Setoso e vibrante al tempo stesso, il palato ha un'articolazione di elegante austerità.
Un vino già godibilissimo, ma che probabilmente avrà bisogno ancora di almeno un anno per entrare nella "finestra" espressiva ideale.

mercoledì 1 aprile 2020

AGLIANICO DEL VULTURE PIAN DEL MORO 2012 - MUSTO CARMELITANO

Musto Carmelitano è una giovane realtà della Basilicata con sede a Maschito, in provincia di Potenza, fondata nel 2005 dai fratelli Elisabetta e Luigi Musto Carmelitano. La prima vendemmia ufficiale (dopo gli esperimenti del 2006, venduti sfusi) risale al 2007. 
La loro famiglia ha sempre lavorato la campagna e la vigna (da tre generazioni), ma è per merito dei due giovani se i vini hanno fatto un salto di qualità. 


L’azienda conta oggi su 4.5 ettari vitati per una produzione media di circa 25.000 bottiglie annue che si distribuiscono tra cinque etichette di Aglianico e due bianchi da uve Moscato. La conduzione è fedele a un concetto di agricoltura sostenibile e rispettosa del territorio, con un approccio artigianale e “naturale” anche in cantina (fermentazioni spontanee, poca o niente solforosa, nessuna chiarifica, né stabilizzazioni se non quelle dettate dal tempo trascorso in cantina). 

Dal sito internet aziendale

I fratelli possono contare sul prezioso contributo in vigna del padre Francesco che li aiuta a gestire le tre parcelle vitate situate nell’areale di Maschito, a un’altitudine di circa 600 metri s.l.m.: Pian del Moro, Serra del Prete e Varnavà. I vini sono freschi, puliti, con tanto carattere e senza eccessive estrazioni o surmaturazioni. 
Elisabetta e Luigi fanno parte della nuova “generazione Vulture”, un gruppo di giovani produttori (Basilisco, Bisceglia, Carbone Vini, Elena Fucci, Grifalco, Madonna delle Grazie, Martino) che si sono uniti con l’intento di promuovere e valorizzare il territorio del Vulture e il vitigno Aglianico. 

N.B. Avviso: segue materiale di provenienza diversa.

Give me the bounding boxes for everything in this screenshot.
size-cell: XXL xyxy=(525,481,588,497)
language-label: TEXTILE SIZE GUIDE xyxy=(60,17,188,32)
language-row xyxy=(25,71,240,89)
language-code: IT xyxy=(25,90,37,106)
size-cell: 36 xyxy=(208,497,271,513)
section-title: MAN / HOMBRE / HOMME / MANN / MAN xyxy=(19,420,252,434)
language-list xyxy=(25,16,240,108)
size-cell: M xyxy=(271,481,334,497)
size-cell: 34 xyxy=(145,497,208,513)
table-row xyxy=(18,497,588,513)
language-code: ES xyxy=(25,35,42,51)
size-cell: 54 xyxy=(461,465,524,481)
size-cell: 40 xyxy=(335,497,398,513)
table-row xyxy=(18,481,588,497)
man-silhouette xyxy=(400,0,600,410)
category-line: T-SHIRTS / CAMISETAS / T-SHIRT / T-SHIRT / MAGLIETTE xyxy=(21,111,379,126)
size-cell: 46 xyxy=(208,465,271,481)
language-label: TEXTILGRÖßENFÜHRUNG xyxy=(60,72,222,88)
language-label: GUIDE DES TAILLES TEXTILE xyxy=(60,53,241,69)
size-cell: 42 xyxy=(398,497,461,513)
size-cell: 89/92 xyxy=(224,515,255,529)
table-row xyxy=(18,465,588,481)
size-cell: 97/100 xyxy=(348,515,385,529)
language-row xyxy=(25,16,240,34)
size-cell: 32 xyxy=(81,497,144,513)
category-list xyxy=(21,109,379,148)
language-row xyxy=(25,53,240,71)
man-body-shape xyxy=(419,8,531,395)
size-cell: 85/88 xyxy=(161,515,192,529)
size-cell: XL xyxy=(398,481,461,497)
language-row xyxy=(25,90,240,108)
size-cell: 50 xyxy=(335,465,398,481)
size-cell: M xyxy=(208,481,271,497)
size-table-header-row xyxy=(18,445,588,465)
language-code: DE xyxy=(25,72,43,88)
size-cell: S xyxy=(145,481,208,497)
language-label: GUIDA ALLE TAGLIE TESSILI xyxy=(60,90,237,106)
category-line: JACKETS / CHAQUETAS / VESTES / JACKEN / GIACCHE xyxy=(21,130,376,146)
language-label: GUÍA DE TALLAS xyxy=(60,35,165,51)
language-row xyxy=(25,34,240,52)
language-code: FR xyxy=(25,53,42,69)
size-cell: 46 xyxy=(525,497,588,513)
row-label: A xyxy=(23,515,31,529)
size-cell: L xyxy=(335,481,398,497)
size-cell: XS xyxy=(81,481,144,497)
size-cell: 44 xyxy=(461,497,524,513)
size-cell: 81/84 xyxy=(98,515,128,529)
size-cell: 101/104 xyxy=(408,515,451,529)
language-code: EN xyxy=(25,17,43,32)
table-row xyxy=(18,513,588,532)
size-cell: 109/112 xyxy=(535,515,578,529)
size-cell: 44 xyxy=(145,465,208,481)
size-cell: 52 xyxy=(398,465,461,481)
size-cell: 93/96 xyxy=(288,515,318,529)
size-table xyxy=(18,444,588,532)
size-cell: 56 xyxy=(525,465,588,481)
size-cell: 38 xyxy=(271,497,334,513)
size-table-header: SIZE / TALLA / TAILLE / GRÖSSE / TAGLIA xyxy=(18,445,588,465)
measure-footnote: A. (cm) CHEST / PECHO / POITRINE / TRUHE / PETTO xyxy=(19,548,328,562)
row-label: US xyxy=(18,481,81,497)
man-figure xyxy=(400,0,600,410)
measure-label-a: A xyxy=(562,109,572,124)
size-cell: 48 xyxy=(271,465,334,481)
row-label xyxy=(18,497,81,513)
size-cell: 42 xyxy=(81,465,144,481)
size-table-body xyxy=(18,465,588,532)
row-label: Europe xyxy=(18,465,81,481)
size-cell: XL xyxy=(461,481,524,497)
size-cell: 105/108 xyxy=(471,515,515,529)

Aglianico del Vulture Pian del Moro 2012 – Musto Carmelitano 
Le uve provengono da una parcella di quasi un ettaro, la più vecchia dell’azienda, piantata dal nonno di Elisabetta e Luigi, sita in località Pian del Moro su suoli vulcanici molto sabbiosi con zone calcaree, tipici del maschitano. La parte bassa del vigneto include alcune piante ad alberello centenarie su piede franco, mentre quella più alta raggiunge i 70 anni di età. Le vigne sono state rigenerate con l’antica tecnica della propaggine, per mantenere lo storico e prezioso materiale genetico. 
In cantina fermentazione con lieviti indigeni in acciaio a temperatura controllata e macerazione di 6-7 giorni. Il vino affina dodici mesi in acciaio per poi essere travasato in tonneaux da 5 e 10 Hl dove resta per poco più di un anno. Segue affinamento di un anno in bottiglia prima della commercializzazione. Solo 2.600 le bottiglie prodotte. 


La veste del vino è di colore rubino intenso e luminoso. Il naso è complesso, ampio: esordisce su toni leggermente animali per aprirsi a sensazioni di mora, mirtillo e lampone cui fanno seguito toni di fiori appassiti e note speziate (chiodi di garofano) fuse con nuances affumicate e balsamiche; le sensazioni olfattive chiudono su un registro terziario tra il cacao, il cuoio e la liquirizia. 
La bocca è austera e appena rustica, ha materia, potenza e mette in mostra una vigorosa fibra tannica. Il sorso è dinamico e nervoso, sostenuto da un’acidità ancora vibrante con un finale lievemente amarognolo. 
Un vino che esprime appieno il terroir del Vulture e che darà il meglio di sé ancora per diversi anni.